Mandala found at Kasthamandap foundation

December 24, 2016 00:45 AM Gyan P Neupane


KATHMANDU, Dec 24: Archaeologists of Nepal and from Durham University in the UK have found a mandala structure used for building the foundations of Kasthamandap Temple hundreds of years ago.

Excavations show that the ancient builders of Kasthamandap not only used resilient construction methods but also provided the monument a symbolic configuration, creating a microcosm of the universe with a nine-cell mandala design out of brick walls.

“The team also excavated a deep trench within the central cell of the mandala ... and identified a further nine-cell mandala formed by brick walls at a depth of 1.60 meters within this central area,” reads a statement issued by the team after completion of the two-month excavation.

Kosh Prasad Acharya, an archeologist and project co-director for the excavations, said that the design reflects the uniqueness of this ancient architectural art.

“The nine-cell mandala at the foundation level of the temple totally connects with the architecture,” Acharya said. “We have not found such mandala designs at the foundation of other Nepali monuments” 

Experts said this type of foundation was very famous in Nepali historical architecture and was mostly used for the construction of temples. But it was known only from the history books that several monuments in Kathmandu Valley and outside were built on mandala-design foundations.
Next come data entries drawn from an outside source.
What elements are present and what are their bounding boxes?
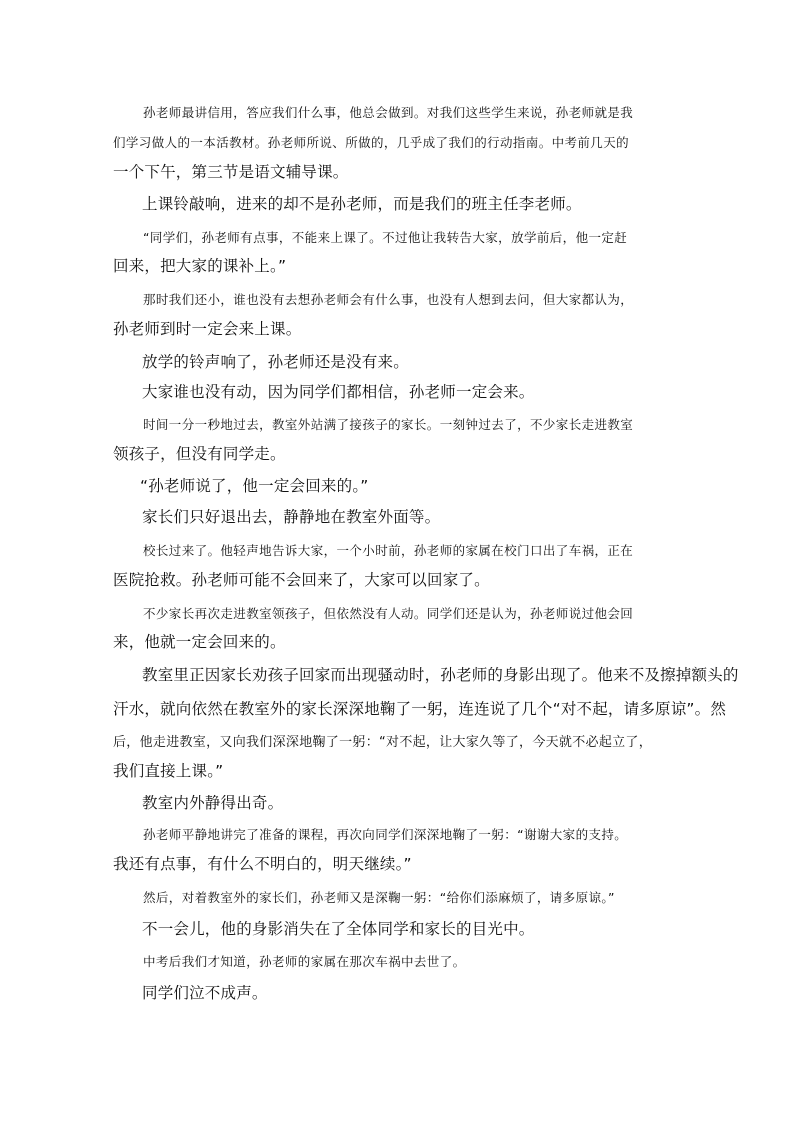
paragraph-6-line-1: 大家谁也没有动，因为同学们都相信，孙老师一定会来。 bbox=[142, 383, 535, 401]
paragraph-18-line-1: 同学们泣不成声。 bbox=[142, 984, 268, 1002]
paragraph-9-line-1: 家长们只好退出去，静静地在教室外面等。 bbox=[142, 508, 441, 526]
paragraph-3-line-2: 回来，把大家的课补上。” bbox=[113, 257, 287, 275]
paragraph-1-line-1: 孙老师最讲信用，答应我们什么事，他总会做到。对我们这些学生来说，孙老师就是我 bbox=[143, 105, 634, 120]
paragraph-5-line-1: 放学的铃声响了，孙老师还是没有来。 bbox=[142, 353, 409, 371]
paragraph-4-line-2: 孙老师到时一定会来上课。 bbox=[113, 320, 302, 338]
paragraph-11-line-2: 来，他就一定会回来的。 bbox=[113, 633, 286, 651]
paragraph-15-line-1: 然后，对着教室外的家长们，孙老师又是深鞠一躬：“给你们添麻烦了，请多原谅。” bbox=[143, 890, 615, 905]
paragraph-12-line-1: 教室里正因家长劝孩子回家而出现骚动时，孙老师的身影出现了。他来不及擦掉额头的 bbox=[142, 666, 739, 684]
paragraph-10-line-1: 校长过来了。他轻声地告诉大家，一个小时前，孙老师的家属在校门口出了车祸，正在 bbox=[143, 543, 634, 558]
paragraph-14-line-2: 我还有点事，有什么不明白的，明天继续。” bbox=[113, 855, 412, 873]
paragraph-17-line-1: 中考后我们才知道，孙老师的家属在那次车祸中去世了。 bbox=[143, 954, 466, 969]
paragraph-12-line-3: 后，他走进教室，又向我们深深地鞠了一躬：“对不起，让大家久等了，今天就不必起立了， bbox=[113, 735, 653, 750]
paragraph-7-line-1: 时间一分一秒地过去，教室外站满了接孩子的家长。一刻钟过去了，不少家长走进教室 bbox=[143, 417, 634, 432]
paragraph-1-line-2: 们学习做人的一本活教材。孙老师所说、所做的，几乎成了我们的行动指南。中考前几天的 bbox=[113, 135, 630, 150]
paragraph-14-line-1: 孙老师平静地讲完了准备的课程，再次向同学们深深地鞠了一躬：“谢谢大家的支持。 bbox=[143, 827, 628, 842]
paragraph-3-line-1: “同学们，孙老师有点事，不能来上课了。不过他让我转告大家，放学前后，他一定赶 bbox=[143, 230, 628, 245]
paragraph-16-line-1: 不一会儿，他的身影消失在了全体同学和家长的目光中。 bbox=[142, 920, 535, 938]
paragraph-7-line-2: 领孩子，但没有同学走。 bbox=[113, 445, 286, 463]
paragraph-11-line-1: 不少家长再次走进教室领孩子，但依然没有人动。同学们还是认为，孙老师说过他会回 bbox=[143, 606, 634, 621]
paragraph-12-line-4: 我们直接上课。” bbox=[113, 762, 224, 780]
paragraph-1-line-3: 一个下午，第三节是语文辅导课。 bbox=[113, 163, 349, 181]
paragraph-8-line-1: “孙老师说了，他一定会回来的。” bbox=[140, 477, 369, 495]
paragraph-12-line-2: 汗水，就向依然在教室外的家长深深地鞠了一躬，连连说了几个“对不起，请多原谅”。然 bbox=[113, 700, 727, 718]
paragraph-10-line-2: 医院抢救。孙老师可能不会回来了，大家可以回家了。 bbox=[113, 571, 490, 589]
paragraph-2-line-1: 上课铃敲响，进来的却不是孙老师，而是我们的班主任李老师。 bbox=[142, 195, 582, 213]
paragraph-13-line-1: 教室内外静得出奇。 bbox=[142, 794, 284, 812]
paragraph-4-line-1: 那时我们还小，谁也没有去想孙老师会有什么事，也没有人想到去问，但大家都认为， bbox=[143, 292, 634, 307]
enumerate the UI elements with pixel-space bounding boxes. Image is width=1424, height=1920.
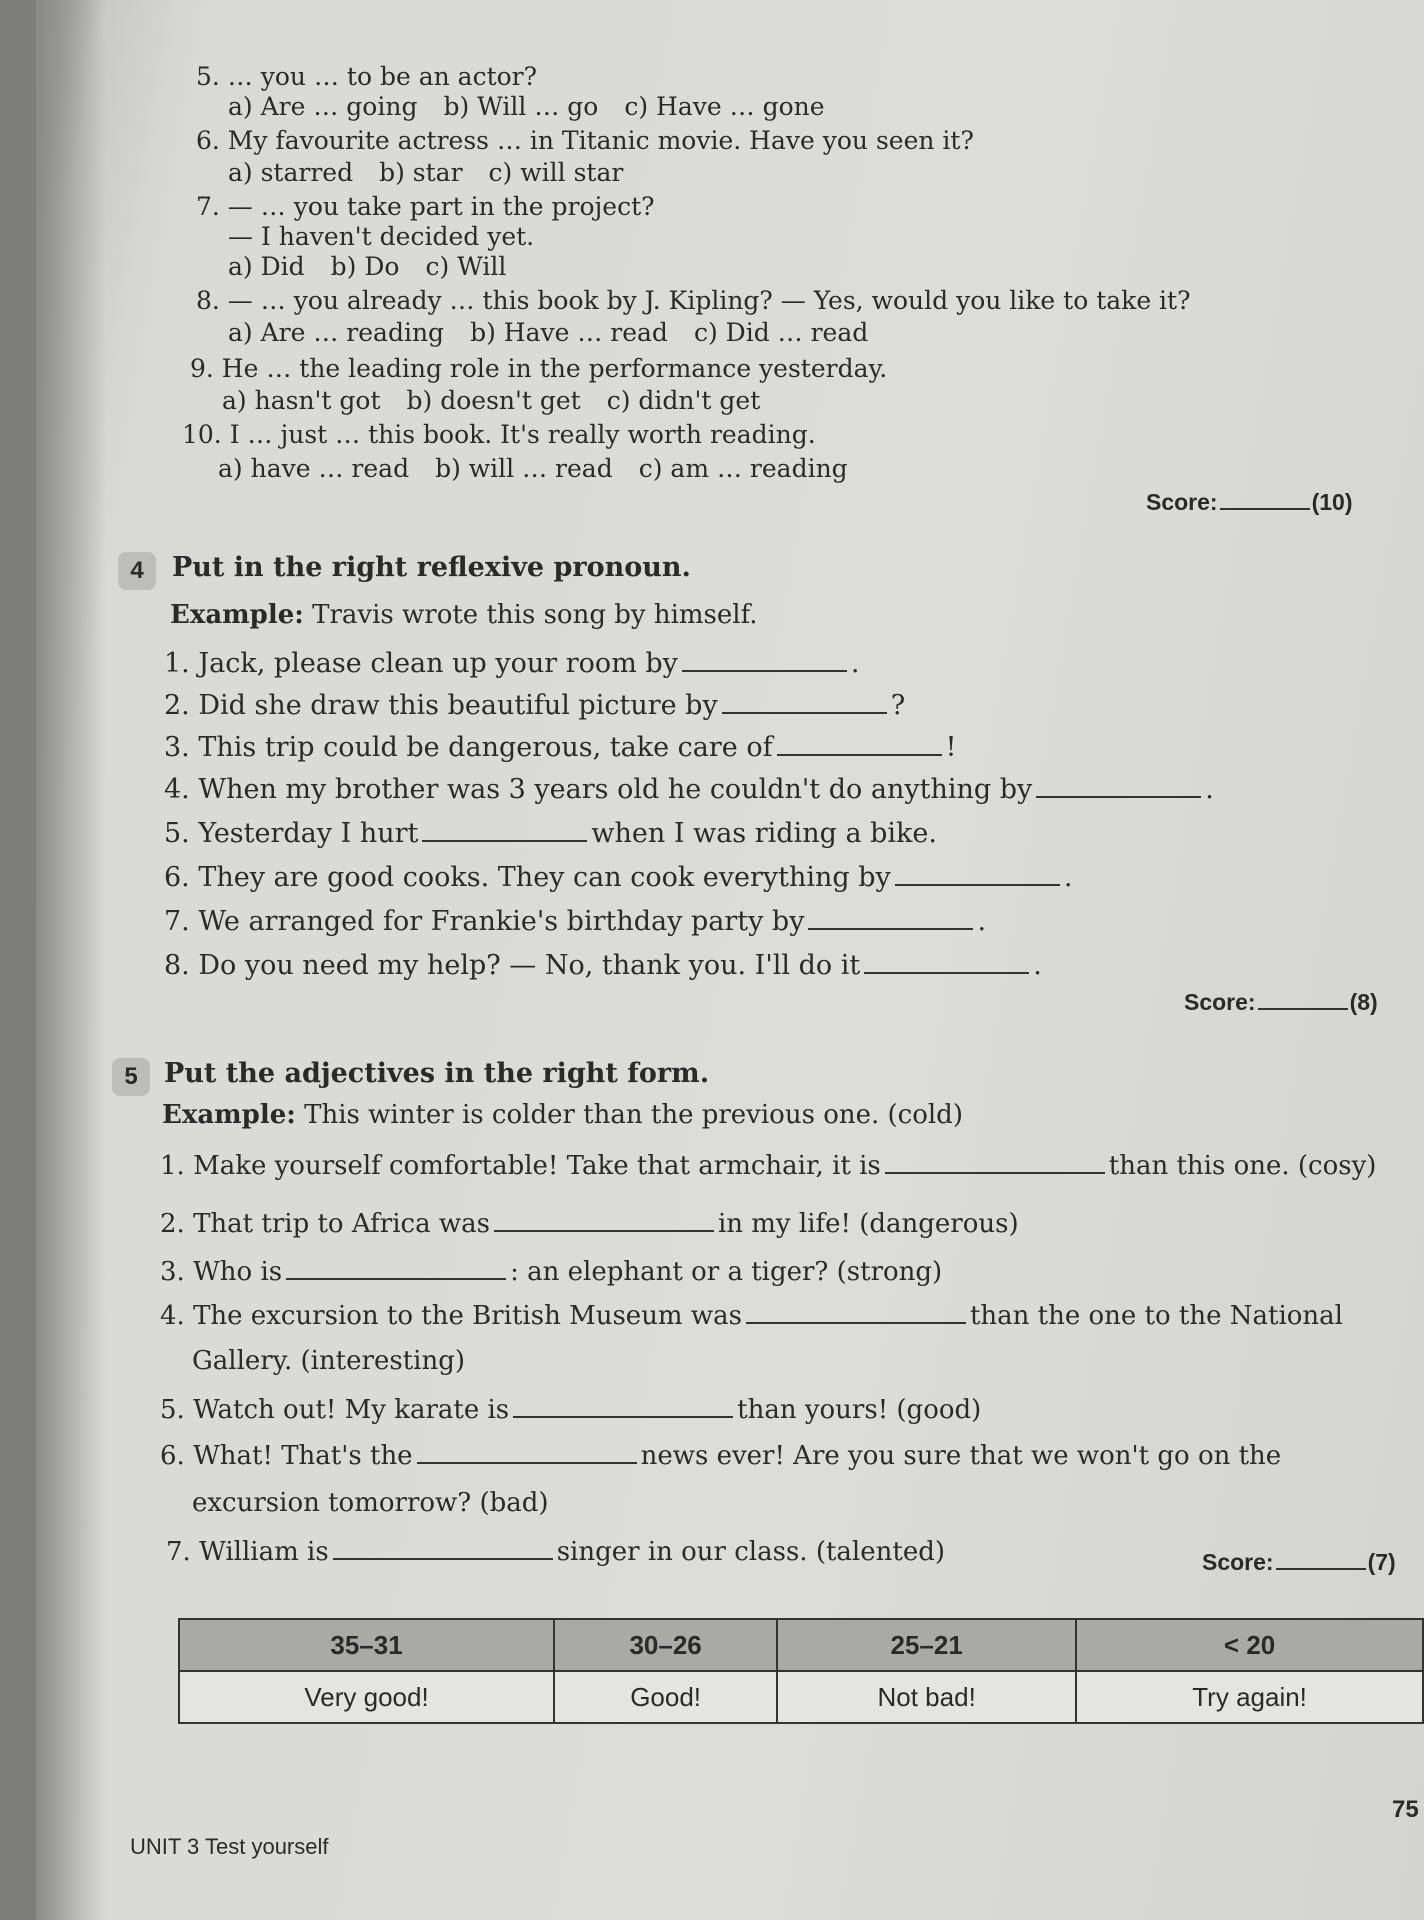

“The mandala represents the universe and its use was compulsory for the construction of monuments in ancient times,” Sudarsan Raj Tiwari, a conservation architect and formerly of the Department of Architecture at Tribhuvan University, told Republica. 

He said that the word ‘mandap’ at the end of the name Kasthamandap means it had used the nine-cell mandala design at the foundation. He has included this argument in his book, ‘Temples of the Nepal Valley’, which was published in 2001.

“The name confirmed that it was built using a mandala design, and this has now been proved,” he said. 

The archeological team has also unveiled new dates for the construction of Kasthamandap. They argue that the temple was developed in two phases. “The scientific study shows that the temple was originally built in 700 AD,” said Prof. Robin Coningham of Durham University, who is also project co-director. “After two months of study, we now have a full understanding of the foundation and the development of Kasthamandap Temple.”

Coningham said the temple was remodeled in 900 AD and they created a complete nine-cell mandala at the foundation. According to him, Kasthamandap was built  in 700 AD and it involved constructing a large square area measuring 12 by 12 meters. “This foundation was one meter wide and two meters deep,” he said.

The study also explored the original date of Kasthamandap, which is 400 years earlier than traditionally thought. They further said that they have found traces of human activity dating back 2,200 years  at the temple site.